To estimate GCR, the variant carrier rate (VCR) was first calculated according to Eq. (1) introduced in49:

$${VCR}=1-\frac{{AC}-2* {Hom}}{0.5* {AN}}$$
(1)

Hom represents the number of homozygous individuals. To facilitate the calculation, a simplified estimation was applied to all candidate genes under the assumption that homozygous variants are rare for severe AR conditions, where Hom count could be ignored. To confirm this hypothesis, GCRs with and without accounting for homozygous of the WBBC dataset were used to investigate the effect of Hom alleles. Assuming that homozygous individuals only accounted for a relatively small proportion of a population, the results showed that the two calculation methods are almost identical (Supplementary Fig. 16). Hence, the GCR can be estimated through Eq. (2):

$${{GCR}}_{g}=1-\mathop{\prod }\limits_{i=0}^{v}\left(1-{VC}{R}_{{\rm{i}}}\right)=1-\mathop{\prod }\limits_{i=0}^{v}(1-\frac{{AC}}{0.5* {AN}})$$
(2)

GCR of each population was summarised in Supplementary Tables 2–8.

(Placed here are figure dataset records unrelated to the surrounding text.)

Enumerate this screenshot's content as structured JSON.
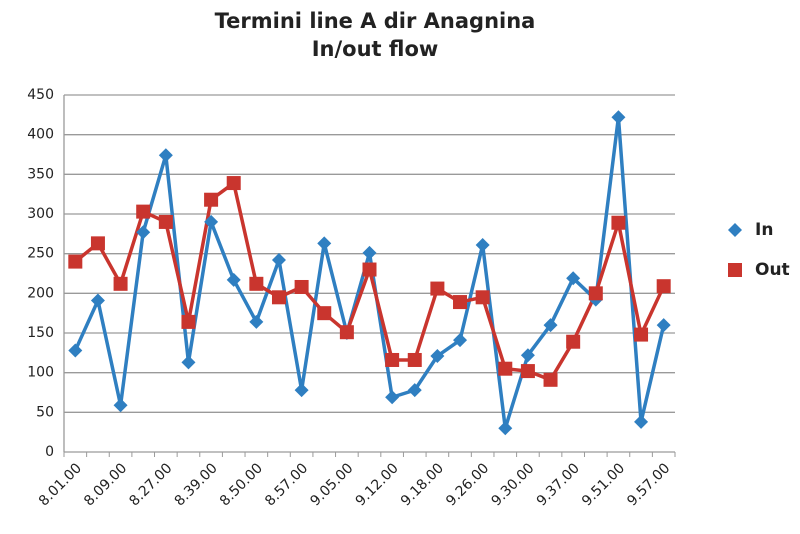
{
  "chart_data": {
    "type": "line",
    "title": [
      "Termini line A dir Anagnina",
      "In/out flow"
    ],
    "categories": [
      "8.01.00",
      null,
      "8.09.00",
      null,
      "8.27.00",
      null,
      "8.39.00",
      null,
      "8.50.00",
      null,
      "8.57.00",
      null,
      "9.05.00",
      null,
      "9.12.00",
      null,
      "9.18.00",
      null,
      "9.26.00",
      null,
      "9.30.00",
      null,
      "9.37.00",
      null,
      "9.51.00",
      null,
      "9.57.00"
    ],
    "series": [
      {
        "name": "In",
        "color": "#2f7fc1",
        "marker": "diamond",
        "values": [
          128,
          191,
          59,
          277,
          374,
          113,
          290,
          217,
          164,
          242,
          78,
          263,
          150,
          251,
          69,
          78,
          121,
          141,
          261,
          30,
          122,
          160,
          219,
          192,
          422,
          38,
          160
        ]
      },
      {
        "name": "Out",
        "color": "#c9352e",
        "marker": "square",
        "values": [
          240,
          263,
          212,
          303,
          290,
          164,
          318,
          339,
          212,
          195,
          208,
          175,
          151,
          230,
          116,
          116,
          206,
          189,
          195,
          105,
          102,
          91,
          139,
          200,
          289,
          148,
          209
        ]
      }
    ],
    "ylim": [
      0,
      450
    ],
    "yticks": [
      0,
      50,
      100,
      150,
      200,
      250,
      300,
      350,
      400,
      450
    ],
    "grid": true,
    "legend": "right"
  }
}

Panel design and comparison

To assess the robustness of proposed screening panels selected based on distinct cutoffs, two potential panels described by Xi et al.50 and Wei et al.6 were used to carry out a thorough comparison (Supplementary Tables 28, Supplementary Fig. 15).

Reporting summary

Further information on research design is available in the Nature Research Reporting Summary linked to this article.